I use grabber. Downloading "virtual_youtuber -filetype:mp4 -filetype:webm -filetype:gif parent:none mpixels:>1 score:>2 id:<5000000" and then same with id:>5000000 - should get about 170k images from danbooru. Danbooru hides loli by default, so dl them from gelbooru. You can also add some non-vtuber images (20-30% of your total dataset)
Add to blacklist tags like "animated, virtual_youtuber multiple_girls, *_text, multiple_views, monochrome, greyscale, sketch, comic, heavily_censored, text_focus, translation_request" and very low scores "rating:explicit score:<30, -rating:explicit score:<3"
To write tags in grabber try:
"<!"virtual_youtuber"?:%character:unsafe,separator=^, %>, @, <"rating:explicit"?nsfw, :><"rating:questionable"?nsfw, :>%general:unsafe,separator=^, %, <!"virtual_youtuber"?%character:unsafe,separator=^, %:>, <by:%artist:unsafe%>
Run something like fixup() from
https://github.com/space-nuko/sd-webui-utilities/blob/master/tagtools.py after downloading.
Character tags for vtubers will be first so it will be easy to use a script to count or sort them in folders. If you want to also add autotags,
https://rentry.org/ckmlai#ensemblefederated-wd-taggers is decent autotagger script. Just change wt to at in open so it won't overwrite your tags.
Further filtering: try cafeai/cafe_aesthetic score < 0.6, and skytnt/anime-aesthetic score < 0.1 for removing very bad images. Run duplicate finder.

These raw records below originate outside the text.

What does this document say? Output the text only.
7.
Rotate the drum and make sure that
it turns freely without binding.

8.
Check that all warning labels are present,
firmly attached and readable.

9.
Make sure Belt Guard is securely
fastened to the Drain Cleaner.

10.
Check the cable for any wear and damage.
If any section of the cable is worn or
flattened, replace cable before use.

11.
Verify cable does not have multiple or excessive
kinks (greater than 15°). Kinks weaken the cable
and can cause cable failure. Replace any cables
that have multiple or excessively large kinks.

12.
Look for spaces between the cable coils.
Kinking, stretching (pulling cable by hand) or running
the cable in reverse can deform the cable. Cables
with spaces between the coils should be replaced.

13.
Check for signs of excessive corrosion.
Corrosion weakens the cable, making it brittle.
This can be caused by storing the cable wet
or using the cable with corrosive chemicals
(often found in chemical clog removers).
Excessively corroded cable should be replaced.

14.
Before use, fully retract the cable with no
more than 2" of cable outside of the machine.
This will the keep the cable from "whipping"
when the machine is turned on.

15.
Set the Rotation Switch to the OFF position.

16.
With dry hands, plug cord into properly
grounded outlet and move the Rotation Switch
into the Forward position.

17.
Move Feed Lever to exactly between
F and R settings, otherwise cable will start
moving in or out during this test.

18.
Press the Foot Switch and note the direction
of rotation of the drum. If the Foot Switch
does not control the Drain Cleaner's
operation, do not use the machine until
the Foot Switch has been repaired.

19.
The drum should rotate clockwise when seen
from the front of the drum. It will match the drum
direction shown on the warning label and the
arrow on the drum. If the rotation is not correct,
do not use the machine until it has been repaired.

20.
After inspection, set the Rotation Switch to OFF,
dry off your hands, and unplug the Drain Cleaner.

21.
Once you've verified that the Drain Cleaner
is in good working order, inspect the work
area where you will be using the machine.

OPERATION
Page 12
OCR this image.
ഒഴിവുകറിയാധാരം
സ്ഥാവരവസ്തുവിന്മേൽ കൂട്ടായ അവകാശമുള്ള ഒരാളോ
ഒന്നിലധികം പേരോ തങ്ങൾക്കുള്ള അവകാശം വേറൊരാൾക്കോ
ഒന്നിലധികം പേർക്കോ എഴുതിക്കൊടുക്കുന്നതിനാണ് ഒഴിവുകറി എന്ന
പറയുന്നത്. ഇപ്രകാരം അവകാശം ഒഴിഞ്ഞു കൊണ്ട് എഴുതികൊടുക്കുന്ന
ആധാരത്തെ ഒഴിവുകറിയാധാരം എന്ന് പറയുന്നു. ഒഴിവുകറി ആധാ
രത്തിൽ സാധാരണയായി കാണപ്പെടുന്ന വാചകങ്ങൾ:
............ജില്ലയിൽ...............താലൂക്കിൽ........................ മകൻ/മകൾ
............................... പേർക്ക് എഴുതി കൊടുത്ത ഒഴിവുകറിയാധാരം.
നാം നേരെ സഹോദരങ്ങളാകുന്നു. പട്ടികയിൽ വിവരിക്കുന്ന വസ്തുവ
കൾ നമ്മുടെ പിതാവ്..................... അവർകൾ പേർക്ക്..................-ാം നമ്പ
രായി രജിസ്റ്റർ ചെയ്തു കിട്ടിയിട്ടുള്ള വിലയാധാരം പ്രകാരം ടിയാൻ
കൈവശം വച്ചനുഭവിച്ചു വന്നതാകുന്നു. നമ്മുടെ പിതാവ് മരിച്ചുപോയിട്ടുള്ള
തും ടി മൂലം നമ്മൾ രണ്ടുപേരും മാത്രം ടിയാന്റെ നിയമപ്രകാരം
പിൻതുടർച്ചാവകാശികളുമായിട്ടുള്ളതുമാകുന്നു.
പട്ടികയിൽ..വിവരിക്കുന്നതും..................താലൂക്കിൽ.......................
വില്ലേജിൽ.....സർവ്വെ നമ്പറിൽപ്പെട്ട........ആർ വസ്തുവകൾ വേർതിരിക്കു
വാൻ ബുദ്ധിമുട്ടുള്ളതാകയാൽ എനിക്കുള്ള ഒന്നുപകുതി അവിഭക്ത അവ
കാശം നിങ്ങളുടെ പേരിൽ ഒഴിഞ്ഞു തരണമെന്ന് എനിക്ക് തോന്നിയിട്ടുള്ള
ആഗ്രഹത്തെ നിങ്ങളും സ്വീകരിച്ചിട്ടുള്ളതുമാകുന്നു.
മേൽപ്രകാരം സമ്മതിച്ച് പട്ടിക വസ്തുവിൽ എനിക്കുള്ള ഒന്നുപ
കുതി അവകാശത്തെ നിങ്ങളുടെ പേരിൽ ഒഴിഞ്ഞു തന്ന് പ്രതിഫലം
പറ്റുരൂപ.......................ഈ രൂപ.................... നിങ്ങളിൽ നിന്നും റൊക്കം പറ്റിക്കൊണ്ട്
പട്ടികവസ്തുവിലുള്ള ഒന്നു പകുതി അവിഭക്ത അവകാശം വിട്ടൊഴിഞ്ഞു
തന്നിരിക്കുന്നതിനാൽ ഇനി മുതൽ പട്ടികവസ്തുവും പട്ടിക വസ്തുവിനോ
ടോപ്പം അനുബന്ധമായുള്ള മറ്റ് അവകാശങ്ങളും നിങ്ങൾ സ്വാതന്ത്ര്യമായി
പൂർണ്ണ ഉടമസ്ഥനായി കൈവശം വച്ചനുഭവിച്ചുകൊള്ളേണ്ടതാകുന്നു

Sort vtubers into folders by name, try balancing by setting more repeats for vtubers with less images or, at least, delete unnecessary Gura/Marine art. Each of them has almost 10k images, you don't need more than 500-800 per vtuber. You also don't need shitters with <10-15 images. Delete them too.
If you want a better setup, try using some things from
https://github.com/cyber-meow/anime_screenshot_pipeline/tree/main and
https://github.com/deepghs/waifuc - you can try cropping faces/upper bodies, for example.